Geschichte eines Sommers

Candy und Mandy tun’s

Candy sagt:

»Okay, jetzt mach ich’s«, und bedient sich aus dem »kleinen Boot«, wie sie es nennt. Das kleine Boot, Candy hat’s heute mit den Metaphern, ist ein gefaltetes Stück Papier – und dann macht sie’s: ein Geräusch, als hätte sie einen Schnupfen und ein Gesicht, als wäre sie gerade aufs offene Meer hinausgeschwommen. Grinst schelmisch, meine treue Freundin Candy, grinst und schnupft, als sei die Nacht schon erobert, der Tag längst gewonnen, der Sommer noch in Reichweite.
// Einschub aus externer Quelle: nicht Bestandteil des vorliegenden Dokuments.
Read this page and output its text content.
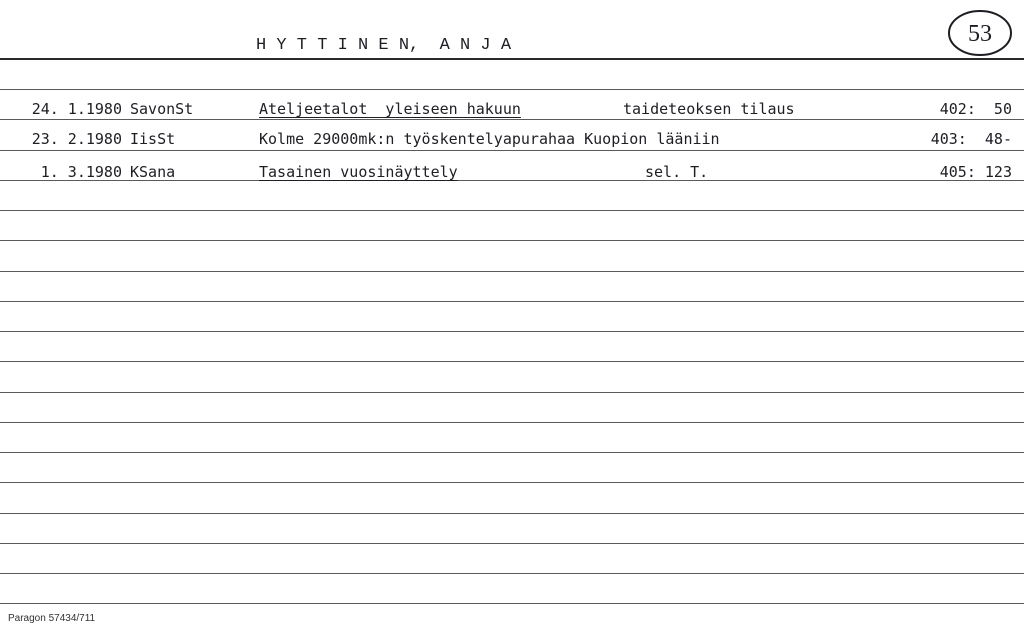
H Y T T I N E N,  A N J A	53
24. 1.1980 SavonSt	Ateljeetalot  yleiseen hakuun	taideteoksen tilaus	402:  50
23. 2.1980 IisSt	Kolme 29000mk:n työskentelyapurahaa Kuopion lääniin	403:  48-
1. 3.1980 KSana	Tasainen vuosinäyttely	sel. T.	405: 123
Paragon 57434/711
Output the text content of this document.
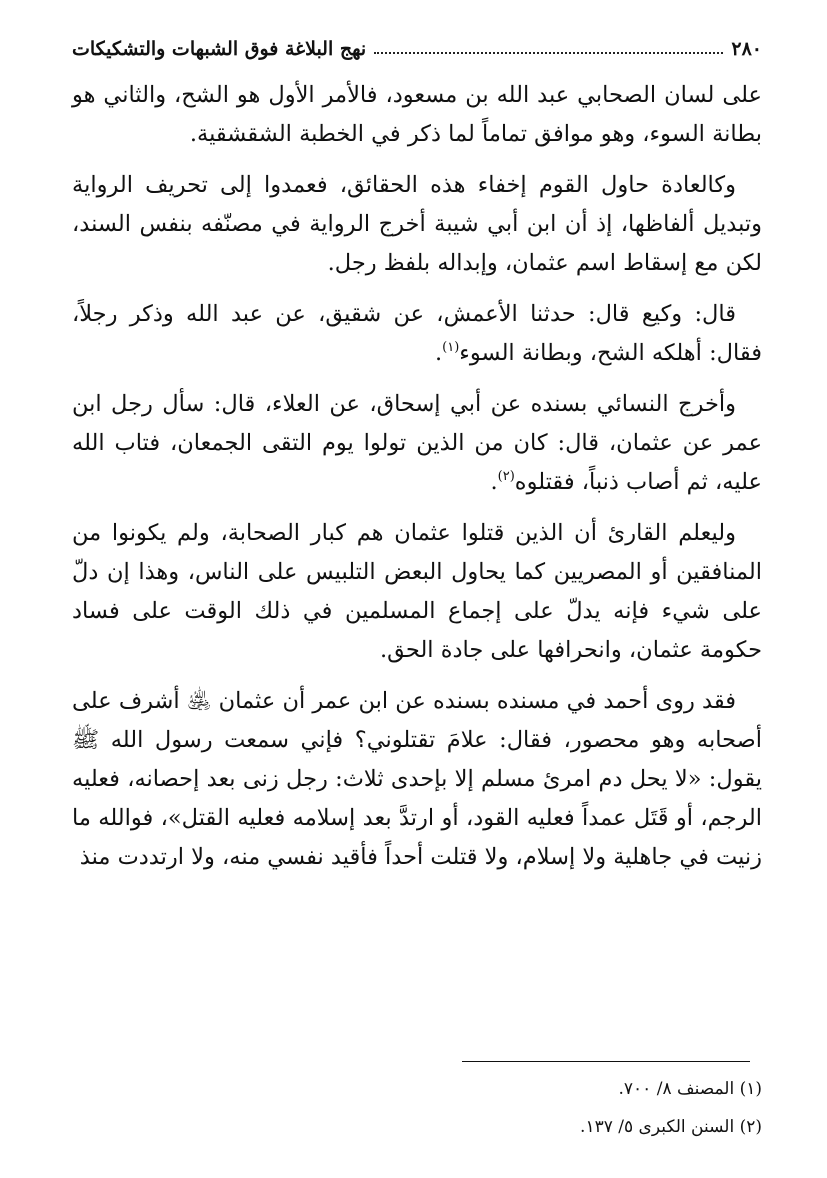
٢٨٠
نهج البلاغة فوق الشبهات والتشكيكات

على لسان الصحابي عبد الله بن مسعود، فالأمر الأول هو الشح، والثاني هو بطانة السوء، وهو موافق تماماً لما ذكر في الخطبة الشقشقية.

وكالعادة حاول القوم إخفاء هذه الحقائق، فعمدوا إلى تحريف الرواية وتبديل ألفاظها، إذ أن ابن أبي شيبة أخرج الرواية في مصنّفه بنفس السند، لكن مع إسقاط اسم عثمان، وإبداله بلفظ رجل.

قال: وكيع قال: حدثنا الأعمش، عن شقيق، عن عبد الله وذكر رجلاً، فقال: أهلكه الشح، وبطانة السوء$^{(١)}$.

وأخرج النسائي بسنده عن أبي إسحاق، عن العلاء، قال: سأل رجل ابن عمر عن عثمان، قال: كان من الذين تولوا يوم التقى الجمعان، فتاب الله عليه، ثم أصاب ذنباً، فقتلوه$^{(٢)}$.

وليعلم القارئ أن الذين قتلوا عثمان هم كبار الصحابة، ولم يكونوا من المنافقين أو المصريين كما يحاول البعض التلبيس على الناس، وهذا إن دلّ على شيء فإنه يدلّ على إجماع المسلمين في ذلك الوقت على فساد حكومة عثمان، وانحرافها على جادة الحق.

فقد روى أحمد في مسنده بسنده عن ابن عمر أن عثمان ﵁ أشرف على أصحابه وهو محصور، فقال: علامَ تقتلوني؟ فإني سمعت رسول الله ﷺ يقول: «لا يحل دم امرئ مسلم إلا بإحدى ثلاث: رجل زنى بعد إحصانه، فعليه الرجم، أو قَتَل عمداً فعليه القود، أو ارتدَّ بعد إسلامه فعليه القتل»، فوالله ما زنيت في جاهلية ولا إسلام، ولا قتلت أحداً فأقيد نفسي منه، ولا ارتددت منذ

(١) المصنف ٨/ ٧٠٠.
(٢) السنن الكبرى ٥/ ١٣٧.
Als könnten wir einfach noch mal umkehren. Zurück zu den Strand-Bars, wo ich Tolga und Gerry geküßt habe, und Mirko, zurück in den nachtkühlen Sand. Als sei der Sommer noch so wie am vergangenen Freitag. Gebräunte Haut glühte und getönte Gläser verbannten alles Schrille. Liebe ohne Liebe. Unsere Lieder am Strand, unsere Spuren im Sand. Selbstausgedachtes. Mein Lied finde ich im nachhinein gar nicht mehr so schlecht. Jedenfalls besser als ›The Boys of Summer‹ diesen unruhigen Schmachtbrocken von Don Henley. ›Liebe ohne Liebe‹ handelte davon, daß man nur frei sein kann, wenn man liebt, ohne zu lieben. Aber die andern mochten die Melodie nicht, und auf dem Weg nach Düsseldorf hat Candy die Akkorde vergessen. Egal, wir haben sowieso nicht die Freiheit zu singen, was wir wollen.
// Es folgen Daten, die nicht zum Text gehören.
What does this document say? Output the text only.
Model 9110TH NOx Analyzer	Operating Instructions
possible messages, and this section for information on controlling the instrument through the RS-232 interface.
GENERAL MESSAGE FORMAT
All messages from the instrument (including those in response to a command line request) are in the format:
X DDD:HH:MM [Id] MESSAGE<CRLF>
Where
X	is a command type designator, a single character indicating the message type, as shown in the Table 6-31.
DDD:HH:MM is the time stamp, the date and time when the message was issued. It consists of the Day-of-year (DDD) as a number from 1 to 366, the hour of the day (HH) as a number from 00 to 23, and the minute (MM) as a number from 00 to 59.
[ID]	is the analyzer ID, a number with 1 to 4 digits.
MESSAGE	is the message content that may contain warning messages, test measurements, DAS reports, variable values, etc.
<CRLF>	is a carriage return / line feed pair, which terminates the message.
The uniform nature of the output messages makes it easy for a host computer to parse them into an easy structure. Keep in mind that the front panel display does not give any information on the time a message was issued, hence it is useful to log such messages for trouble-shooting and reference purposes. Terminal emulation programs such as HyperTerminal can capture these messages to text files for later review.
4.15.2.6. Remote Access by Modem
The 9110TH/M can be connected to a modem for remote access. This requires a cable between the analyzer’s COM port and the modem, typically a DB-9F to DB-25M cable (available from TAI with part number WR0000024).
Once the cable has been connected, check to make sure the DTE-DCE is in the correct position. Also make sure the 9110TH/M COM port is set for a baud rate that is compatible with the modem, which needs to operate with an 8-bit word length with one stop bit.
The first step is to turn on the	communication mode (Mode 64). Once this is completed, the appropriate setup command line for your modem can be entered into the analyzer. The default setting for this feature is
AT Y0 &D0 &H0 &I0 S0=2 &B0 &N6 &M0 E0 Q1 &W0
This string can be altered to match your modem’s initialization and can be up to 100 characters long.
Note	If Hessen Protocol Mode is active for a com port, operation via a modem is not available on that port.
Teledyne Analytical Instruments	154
Der Sommer ist fast vergangen und ich stecke in der ersten Strophe fremder Lieder fest. Wir haben ein Doppelzimmer mit luxuriöser Gesangsanlage. Wir dürfen uns was aussuchen. Ein Lied aus dem Backkatalog der Arschlochwelt. Wir sollen ja auch Spaß beim Singen haben. Aber mein einziges Gefühl ist, daß ich keins habe. Am Strand war alles viel schöner. Dabei sind wir selber schuld. Wir haben die Strand-Bars gecancelt, um Superstars zu werden.

»Nobody on the road, nobody on the beach.

I feel it in the air, the summer’s out of reach …«

»Candy, es ist doch logisch, daß ich das Lied nicht packe. Ich bin mental noch nicht beim Super-Recall-Letzte-Runde-Es-geht-um-Alles-Casting.«

»Macht nichts«, grinst Candy, die noch bessere Laune hat seit ihrer kleinen Bootsfahrt, »hast ja noch acht Stunden Zeit, bis die Jury dich auseinander nimmt.« Sie schlägt wieder die Akkorde an Em, C, D, C und fügt bissig hinzu: »Hättest ja mal einen Typen auslassen und dafür dein Lied üben können! Mensch Mandy, dieses Vorsingen entscheidet über die Endrunde.«

Das war hart, sie bricht ab, wir schweigen.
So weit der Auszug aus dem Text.